Tuesday, December 20, 2005

Sally Out to Buy the Beef

Time for another edition of Literary Luncheon, where I print an excerpt of a book featuring a food scene and pair it with an antique recipe, roughly contemporary with the book's publication date.
As the year tumbles toward its end, of course we are all rushing around getting the provisions in place for holiday meals. At my house, we celebrate a very secular Christmas, but we're quite dogmatic about the food. So yes, once again it will be roast beef with Yorkshire pudding, followed by a plum pudding (purchased, and I only eat a few bites).
As you read this snippet from A Christmas Carol (1843) by Charles Dickens, notice how in just a few seconds the mood changes from cold, dark and gloomy to unexpectedly warm and festive, with the promise of a lovely dinner.
A Christmas Carol
In Prose, Being
A Ghost Story of Christmas
by Charles Dickens

Meanwhile the fog and darkness thickened so, that people ran about with flaring links, proffering their services to go before horses in carriages, and conduct them on their way. The ancient tower of a church, whose gruff old bell was always peeping slily down at Scrooge out of a Gothic window in the wall, became invisible, and struck the hours and quarters in the clouds, with tremulous vibrations afterwards as if its teeth were chattering in its frozen head up there. The cold became intense. In the main street, at the corner of the court, some labourers were repairing the gas-pipes, and had lighted a great fire in a brazier, round which a party of ragged men and boys were gathered: warming their hands and winking their eyes before the blaze in rapture. The water-plug being left in solitude, its overflowings sullenly congealed, and turned to misanthropic ice. The brightness of the shops where holly sprigs and berries crackled in the lamp heat of the windows, made pale faces ruddy as they passed. Poulterers' and grocers' trades became a splendid joke: a glorious pageant, with which it was next to impossible to believe that such dull principles as bargain and sale had anything to do. The Lord Mayor, in the stronghold of the mighty Mansion House, gave orders to his fifty cooks and butlers to keep Christmas as a Lord Mayor's household should; and even the little tailor, whom he had fined five shillings on the previous Monday for being drunk and bloodthirsty in the streets, stirred up to-morrow's pudding in his garret, while his lean wife and the baby sallied out to buy the beef.

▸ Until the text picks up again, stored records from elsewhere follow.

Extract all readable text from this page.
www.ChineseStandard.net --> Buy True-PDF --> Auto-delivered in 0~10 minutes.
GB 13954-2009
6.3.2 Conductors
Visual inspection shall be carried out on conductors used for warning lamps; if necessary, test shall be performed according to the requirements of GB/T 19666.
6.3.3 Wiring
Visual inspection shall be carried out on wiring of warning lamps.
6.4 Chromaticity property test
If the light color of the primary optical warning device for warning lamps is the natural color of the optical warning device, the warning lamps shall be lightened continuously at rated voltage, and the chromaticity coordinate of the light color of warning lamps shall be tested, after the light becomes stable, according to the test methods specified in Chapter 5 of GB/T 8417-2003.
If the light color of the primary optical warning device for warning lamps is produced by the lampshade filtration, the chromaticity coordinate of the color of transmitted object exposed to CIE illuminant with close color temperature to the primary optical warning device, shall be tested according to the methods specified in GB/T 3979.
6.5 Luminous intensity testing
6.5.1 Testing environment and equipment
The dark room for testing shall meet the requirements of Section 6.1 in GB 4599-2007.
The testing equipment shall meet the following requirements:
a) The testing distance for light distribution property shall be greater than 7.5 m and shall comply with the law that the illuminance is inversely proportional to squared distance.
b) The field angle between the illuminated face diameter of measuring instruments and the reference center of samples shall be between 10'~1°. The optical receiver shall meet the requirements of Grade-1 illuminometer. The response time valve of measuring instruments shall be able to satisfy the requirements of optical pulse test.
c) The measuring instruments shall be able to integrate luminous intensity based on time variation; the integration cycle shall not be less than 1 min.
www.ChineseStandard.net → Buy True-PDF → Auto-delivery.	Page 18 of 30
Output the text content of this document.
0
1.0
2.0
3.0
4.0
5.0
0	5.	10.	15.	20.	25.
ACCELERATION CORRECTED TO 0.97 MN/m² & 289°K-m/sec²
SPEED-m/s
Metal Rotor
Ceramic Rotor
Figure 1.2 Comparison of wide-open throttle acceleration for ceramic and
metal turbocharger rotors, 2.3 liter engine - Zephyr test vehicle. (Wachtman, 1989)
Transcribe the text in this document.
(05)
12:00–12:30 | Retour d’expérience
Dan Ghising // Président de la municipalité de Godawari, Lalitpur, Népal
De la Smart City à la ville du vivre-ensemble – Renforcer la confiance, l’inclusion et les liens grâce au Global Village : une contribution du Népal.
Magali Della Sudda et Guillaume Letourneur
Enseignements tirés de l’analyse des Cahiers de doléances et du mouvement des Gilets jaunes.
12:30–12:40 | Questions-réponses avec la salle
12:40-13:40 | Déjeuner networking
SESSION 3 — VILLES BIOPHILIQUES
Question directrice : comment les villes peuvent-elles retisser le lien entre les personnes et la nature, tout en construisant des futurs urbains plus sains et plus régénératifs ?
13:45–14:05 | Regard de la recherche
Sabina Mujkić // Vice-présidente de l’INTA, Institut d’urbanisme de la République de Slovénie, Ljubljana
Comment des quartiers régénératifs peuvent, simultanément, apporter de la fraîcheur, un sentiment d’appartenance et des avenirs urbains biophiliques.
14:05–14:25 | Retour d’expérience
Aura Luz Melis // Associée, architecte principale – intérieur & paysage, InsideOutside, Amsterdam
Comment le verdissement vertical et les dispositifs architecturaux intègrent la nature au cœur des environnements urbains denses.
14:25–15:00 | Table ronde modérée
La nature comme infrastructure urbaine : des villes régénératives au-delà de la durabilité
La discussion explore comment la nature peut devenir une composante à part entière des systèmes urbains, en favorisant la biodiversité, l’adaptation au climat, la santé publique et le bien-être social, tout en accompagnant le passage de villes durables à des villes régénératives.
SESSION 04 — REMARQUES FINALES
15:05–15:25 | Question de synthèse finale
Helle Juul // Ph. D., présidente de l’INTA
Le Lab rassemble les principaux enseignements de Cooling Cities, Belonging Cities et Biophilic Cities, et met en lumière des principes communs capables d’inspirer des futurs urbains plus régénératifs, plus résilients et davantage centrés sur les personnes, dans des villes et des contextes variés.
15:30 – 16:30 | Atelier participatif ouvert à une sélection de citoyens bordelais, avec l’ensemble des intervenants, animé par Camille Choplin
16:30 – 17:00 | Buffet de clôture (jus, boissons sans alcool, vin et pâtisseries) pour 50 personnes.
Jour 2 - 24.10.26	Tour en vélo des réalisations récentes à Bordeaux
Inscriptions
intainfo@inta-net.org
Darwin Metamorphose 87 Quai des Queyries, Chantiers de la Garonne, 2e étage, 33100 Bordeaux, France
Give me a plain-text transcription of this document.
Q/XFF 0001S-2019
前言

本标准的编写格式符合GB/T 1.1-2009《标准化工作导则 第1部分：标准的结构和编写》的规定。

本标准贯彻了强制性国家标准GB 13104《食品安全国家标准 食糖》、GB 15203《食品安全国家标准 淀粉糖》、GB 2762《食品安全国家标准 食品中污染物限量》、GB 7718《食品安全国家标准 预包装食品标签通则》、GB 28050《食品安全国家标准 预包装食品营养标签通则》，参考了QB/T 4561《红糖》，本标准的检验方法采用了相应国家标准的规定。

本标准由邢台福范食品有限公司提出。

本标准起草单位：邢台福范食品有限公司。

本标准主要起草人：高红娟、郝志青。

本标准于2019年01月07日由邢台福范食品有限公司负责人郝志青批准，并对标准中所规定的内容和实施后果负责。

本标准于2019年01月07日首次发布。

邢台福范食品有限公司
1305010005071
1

Isabella Beeton (1836 - 1865)
(Very Good)
1328. INGREDIENTS - 1-1/2 lb. of raisins, 1/2 lb. of currants, 1/2 lb. of mixed peel, 3/4 lb. of bread crumbs, 3/4 lb. of suet, 8 eggs, 1 wineglassful of brandy.
Mode - Stone and cut the raisins in halves, but do not chop them; wash, pick, and dry the currants, and mince the suet finely; cut the candied peel into thin slices, and grate down the bread into fine crumbs. When all these dry ingredients are prepared, mix them well together; then moisten the mixture with the eggs, which should be well beaten, and the brandy; stir well, that everything may be very thoroughly blended, and press the pudding into a buttered mould; tie it down tightly with a floured cloth, and boil for 5 or 6 hours. It may be boiled in a cloth without a mould, and will require the same time allowed for cooking. As Christmas puddings are usually made a few days before they are required for table, when the pudding is taken out of the pot, hang it up immediately, and put a plate or saucer underneath to catch the water that may drain from it. The day it is to be eaten, plunge it into boiling water, and keep it boiling for at least 2 hours; then turn it out of the mould, and serve with brandy-sauce. On Christmas-day a sprig of holly is usually placed in the middle of the pudding, and about a wineglassful of brandy poured round it, which, at the moment of serving, is lighted, and the pudding thus brought to table encircled in flame.
Time - 5 or 6 hours the first time of boiling; 2 hours the day it is to be served.
Average cost, 4s.
Sufficient for a quart mould for 7 or 8 persons.
Seasonable on the 25th of December, and on various festive occasions till March.
Note - Five or six of these puddings should be made at one time, as they will keep good for many weeks, and in cases where unexpected guests arrive, will be found an acceptable, and, as it only requires warming through, a quickly-prepared dish. Moulds of every shape and size are manufactured for these puddings, and may be purchased of Messrs. R. & J. Slack, 336, Strand.


mrs d said...

I once did costumes for a production of Christmas Carol and was given a nifty little book titled Mrs. Cratchit's Recipes. Of course it's packed with most of my other cookbooks, so I haven't a clue what's in it other than probably a lot of puddings and other weird British things made out of suet.

cookiecrumb said...

Mostly suet, I'm sure. Oh, hell. Monkey Gland might be reading this.